Paris Marathon’s cup ban is a step too far

Keeping waste down makes sense, but this should be the high-water mark, not a precedent for further changes that slow hydration, cost time and add risk late in the race.

Paris Marathon’s cup ban is a step too far
Runners crowd the banks of the Seine at the Paris Marathon, where smooth pacing and quick access to water can make the difference between 2:59 and 3:01. (Image credit: Valentin)

The decision by the Paris Marathon organisers to remove both cups and bottles from their aid stations is being presented as a bold step forward, but from a performance perspective, it looks much more like a serious misjudgement that risks undermining one of the most fundamental elements of the race itself. This is not a minor operational tweak, but a change that directly affects how runners hydrate while operating at their limits, which is precisely where reliability and simplicity matter most.

For anyone chasing sub-3, the problem is obvious. Marathon pacing at that level leaves very little margin for disruption and depends on predictable, low-friction systems. The existing approach may not be elegant, but it works because it is simple - grab a cup, drink on the move, and discard it. Replacing that with a requirement to carry a personal container, position yourself for a refill, and trust that it will function smoothly in a crowded field introduces unnecessary complexity at exactly the wrong moment.

"The difference between a successful sub-3 and a near miss often comes down to marginal losses across moments exactly like these."

Organisers point to high-flow refill systems and more frequent aid stations, but that assumes a level of efficiency that rarely holds in real race conditions. Runners will bunch, hesitate, and fumble, and even small interruptions are enough to break rhythm and cost time. At this level, those seconds matter, because the difference between a successful sub-3 and a near miss often comes down to marginal losses across moments exactly like these.

This has been recognised, to an extent, by the Paris Marathon’s organisers, who allow runners targeting sub-2:50 to place bottles on elite tables. But those tables, aside from being a faff to arrange, are not without issues. Locating your bottle at speed is not straightforward, and if it is taken by mistake you are left exposed, while there are also moments when you simply want water to throw over your head rather than drink.

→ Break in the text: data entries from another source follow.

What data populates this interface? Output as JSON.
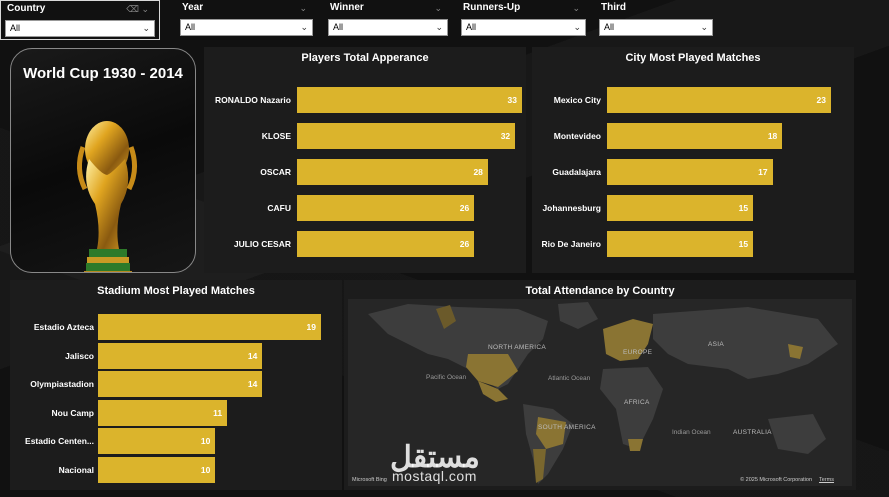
{
  "slicers": [
    {
      "label": "Country",
      "value": "All"
    },
    {
      "label": "Year",
      "value": "All"
    },
    {
      "label": "Winner",
      "value": "All"
    },
    {
      "label": "Runners-Up",
      "value": "All"
    },
    {
      "label": "Third",
      "value": "All"
    }
  ],
  "trophy_card": {
    "title": "World Cup 1930 - 2014"
  },
  "players": {
    "title": "Players Total Apperance",
    "rows": [
      {
        "name": "RONALDO Nazario",
        "value": 33
      },
      {
        "name": "KLOSE",
        "value": 32
      },
      {
        "name": "OSCAR",
        "value": 28
      },
      {
        "name": "CAFU",
        "value": 26
      },
      {
        "name": "JULIO CESAR",
        "value": 26
      }
    ]
  },
  "cities": {
    "title": "City Most Played Matches",
    "rows": [
      {
        "name": "Mexico City",
        "value": 23
      },
      {
        "name": "Montevideo",
        "value": 18
      },
      {
        "name": "Guadalajara",
        "value": 17
      },
      {
        "name": "Johannesburg",
        "value": 15
      },
      {
        "name": "Rio De Janeiro",
        "value": 15
      }
    ]
  },
  "stadiums": {
    "title": "Stadium Most Played Matches",
    "rows": [
      {
        "name": "Estadio Azteca",
        "value": 19
      },
      {
        "name": "Jalisco",
        "value": 14
      },
      {
        "name": "Olympiastadion",
        "value": 14
      },
      {
        "name": "Nou Camp",
        "value": 11
      },
      {
        "name": "Estadio Centen...",
        "value": 10
      },
      {
        "name": "Nacional",
        "value": 10
      }
    ]
  },
  "map": {
    "title": "Total Attendance by Country",
    "labels": {
      "north_america": "NORTH AMERICA",
      "south_america": "SOUTH AMERICA",
      "europe": "EUROPE",
      "asia": "ASIA",
      "africa": "AFRICA",
      "australia": "AUSTRALIA",
      "pacific": "Pacific Ocean",
      "atlantic": "Atlantic Ocean",
      "indian": "Indian Ocean"
    },
    "brand": "Microsoft Bing",
    "copyright": "© 2025 Microsoft Corporation",
    "terms": "Terms",
    "highlight_color": "#8a7433",
    "land_color": "#3d3d3d"
  },
  "watermark": {
    "arabic": "مستقل",
    "latin": "mostaql.com"
  },
  "colors": {
    "bar": "#dbb42c",
    "panel": "#1c1c1c"
  },
  "chart_data": [
    {
      "type": "bar",
      "title": "Players Total Apperance",
      "categories": [
        "RONALDO Nazario",
        "KLOSE",
        "OSCAR",
        "CAFU",
        "JULIO CESAR"
      ],
      "values": [
        33,
        32,
        28,
        26,
        26
      ]
    },
    {
      "type": "bar",
      "title": "City Most Played Matches",
      "categories": [
        "Mexico City",
        "Montevideo",
        "Guadalajara",
        "Johannesburg",
        "Rio De Janeiro"
      ],
      "values": [
        23,
        18,
        17,
        15,
        15
      ]
    },
    {
      "type": "bar",
      "title": "Stadium Most Played Matches",
      "categories": [
        "Estadio Azteca",
        "Jalisco",
        "Olympiastadion",
        "Nou Camp",
        "Estadio Centen...",
        "Nacional"
      ],
      "values": [
        19,
        14,
        14,
        11,
        10,
        10
      ]
    }
  ]
}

"320 runners missed sub-3 by less than two minutes in the 2026 Paris Marathon. How many of those performances might have tipped the other way without delays at refill stations?"

The numbers underline the scale of the problem. In the 2026 race, 844 runners broke 2:50, while 2,395 went sub-3, meaning well over 1,500 sub-3 runners were outside the elite bottle system and reliant on general hydration points. Add to that the 320 runners who missed sub-3 by less than two minutes, and the margins become uncomfortably clear. How many of those performances might have tipped the other way without delays at refill stations?

There is also a recent precedent that should give organisers pause. At the Berlin Marathon last year, reusable cups were used with similar logic, but a number of runners - myself included - reported that they carried a taste of washing-up liquid, while the ground around aid stations became slippery, creating a genuine risk late in the race when coordination is already deteriorating.

As a sub-2:40 runner, I do not trust water stations entirely myself, and I run with two 250ml soft flasks in my belt, which I am well practised at carrying, but that is nowhere near enough. Even with that preparation, I would still be relying heavily on aid stations functioning smoothly, which is exactly what this change puts at risk.

No one is arguing for unnecessary waste, and it is entirely reasonable for organisers to keep it to a minimum, but that should not come at the expense of the race itself. Efforts to reduce waste should sit around the event rather than interfere with its core mechanics, because once you alter something as fundamental as hydration you are changing the nature of the challenge.

"Months, if not years, of preparation risk ending in disappointment in service of the organisers’ desire to showcase their eco-credentials."

What makes this particularly misguided is that it shifts the burden of the organisers’ environmental ambition directly onto the runner. “Nothing new on race day” is one of the oldest rules in endurance sport, yet runners are now being asked to manage a new and unproven hydration system when certainty matters most. Months, if not years, of preparation risk ending in disappointment in service of the organisers’ desire to showcase their eco-credentials.

"Runners describe losing time, struggling to get going again after stopping, and in some cases skipping stations altogether, which in warmer conditions could quickly become dangerous."

Feedback online has been overwhelmingly negative, and much of it points to the same issue - disrupted rhythm and delays at refill points. Runners describe losing time, struggling to get going again after stopping, and in some cases skipping stations altogether, which in warmer conditions could quickly become dangerous.

Marathon organisers have a clear primary responsibility, which is to create conditions in which runners can perform to the best of their ability, and that means protecting the elements that matter most. Hydration sits pretty much at the top of that list.

If this is intended as an experiment, then it should be treated as one, with a willingness to reverse course if the impact on runners proves negative. There are plenty of ways to reduce waste without interfering with how runners hydrate during the race itself, and those are the approaches that should be prioritised.

For runners chasing sub-3, there is no margin for disruption on race day, where even small delays can cost precious seconds. If the choice is between reducing waste and preserving performance, the priority should be clear, and it is not the one Paris appears to have chosen.